The First 48 Hours… After Losing Your Pet

By September 12, 2016Pet Health & Safety

It’s happens to many people and it doesn’t make you a bad owner. There are many reasons why your pet could have gotten lost. Loud noises. Chasing the mail deliverer. Maybe he saw another animal. The scenario’s are endless. But instead of beating yourself up over it, you should focus on finding your lost buddy. The first few hours after your pet has gone missing are the most important since they’re probably still in a close proximity of your house or where you left them last. Chances are that their running away wasn’t intentional and they’re just as scared as you are. Here are some steps you should take to help find your animal.

Search your neighborhood and call your neighbors

Majority of people who lose their pet are able to locate them just by driving around the neighborhood. Your pet couldn’t have gotten very far in a short amount of time. While you’re driving or walking make sure to call out their name. It’s a good idea to bring treats or a squeaky toy to coax them. If you have your neighbors phone number, call them and ask if they had spotted them or would mind helping you look. The more people you have looking in different directions, the better your chances are.

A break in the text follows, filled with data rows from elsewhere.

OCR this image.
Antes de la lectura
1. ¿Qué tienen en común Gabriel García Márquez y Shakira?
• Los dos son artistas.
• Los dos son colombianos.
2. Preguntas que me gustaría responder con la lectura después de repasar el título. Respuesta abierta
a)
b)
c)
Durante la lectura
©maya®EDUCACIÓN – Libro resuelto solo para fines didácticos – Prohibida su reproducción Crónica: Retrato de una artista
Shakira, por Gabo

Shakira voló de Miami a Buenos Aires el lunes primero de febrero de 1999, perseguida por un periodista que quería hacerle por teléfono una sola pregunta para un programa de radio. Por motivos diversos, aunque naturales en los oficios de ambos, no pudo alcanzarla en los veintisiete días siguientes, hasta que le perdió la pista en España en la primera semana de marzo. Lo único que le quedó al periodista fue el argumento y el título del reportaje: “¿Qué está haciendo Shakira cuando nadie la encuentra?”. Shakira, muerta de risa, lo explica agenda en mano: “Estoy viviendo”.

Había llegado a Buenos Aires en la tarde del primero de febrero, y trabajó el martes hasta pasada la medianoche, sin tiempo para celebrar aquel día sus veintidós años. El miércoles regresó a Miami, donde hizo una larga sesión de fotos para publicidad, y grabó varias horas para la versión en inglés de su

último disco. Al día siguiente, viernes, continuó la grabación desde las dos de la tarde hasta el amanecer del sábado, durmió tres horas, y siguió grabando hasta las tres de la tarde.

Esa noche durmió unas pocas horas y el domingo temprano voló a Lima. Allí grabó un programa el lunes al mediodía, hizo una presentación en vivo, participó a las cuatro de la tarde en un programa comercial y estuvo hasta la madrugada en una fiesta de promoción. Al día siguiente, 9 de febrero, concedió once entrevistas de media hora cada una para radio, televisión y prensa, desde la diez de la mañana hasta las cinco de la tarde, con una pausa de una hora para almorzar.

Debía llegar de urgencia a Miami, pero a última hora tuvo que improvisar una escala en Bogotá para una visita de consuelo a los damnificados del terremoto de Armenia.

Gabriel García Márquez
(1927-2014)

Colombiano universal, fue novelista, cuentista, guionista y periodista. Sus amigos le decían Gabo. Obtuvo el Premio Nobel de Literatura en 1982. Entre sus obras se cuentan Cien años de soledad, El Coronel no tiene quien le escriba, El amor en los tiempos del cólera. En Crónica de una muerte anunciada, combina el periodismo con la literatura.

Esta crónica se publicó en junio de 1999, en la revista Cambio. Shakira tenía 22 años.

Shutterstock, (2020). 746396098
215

Call any shelters and veterinarian clinics

If someone who was driving by and saw your lost pet (without a tag and a phone number) there is a chance that they decided to pick them up and take them to a vet clinic or dog humane society. If your pet was chipped, any vet or humane society will contact you and let you know they have found them. If not, you should look up and call all nearby places that could potentially have them.

Make posters and signs

While making these signs keep it simple. The main focus on your sign should be a clear picture of your pet. After spotting the sign, most people should know the purpose of it so putting “LOST” in big bold letters isn’t really necessary. Although, the sign should still have the word Lost somewhere on it. Another important piece of information to have on the sign is your contact information. Whether you decide to include a reward is up to you. The most important places to distribute your signs is within your neighborhood and any surrounding ones. Other places to put your signs could be any nearby vet clinics, humane societies and local businesses.

Place a “Lost Dog” ad in your local newspaper

Most of these ads are free but the sooner you get this out the better. There are chances that if someone has your dog they might not have seen the signs you distributed. Placing an ad in the community or local newspaper will help reach more people. For instance, maybe the person who found your pet didn’t see the ad, but their spouse or friend did.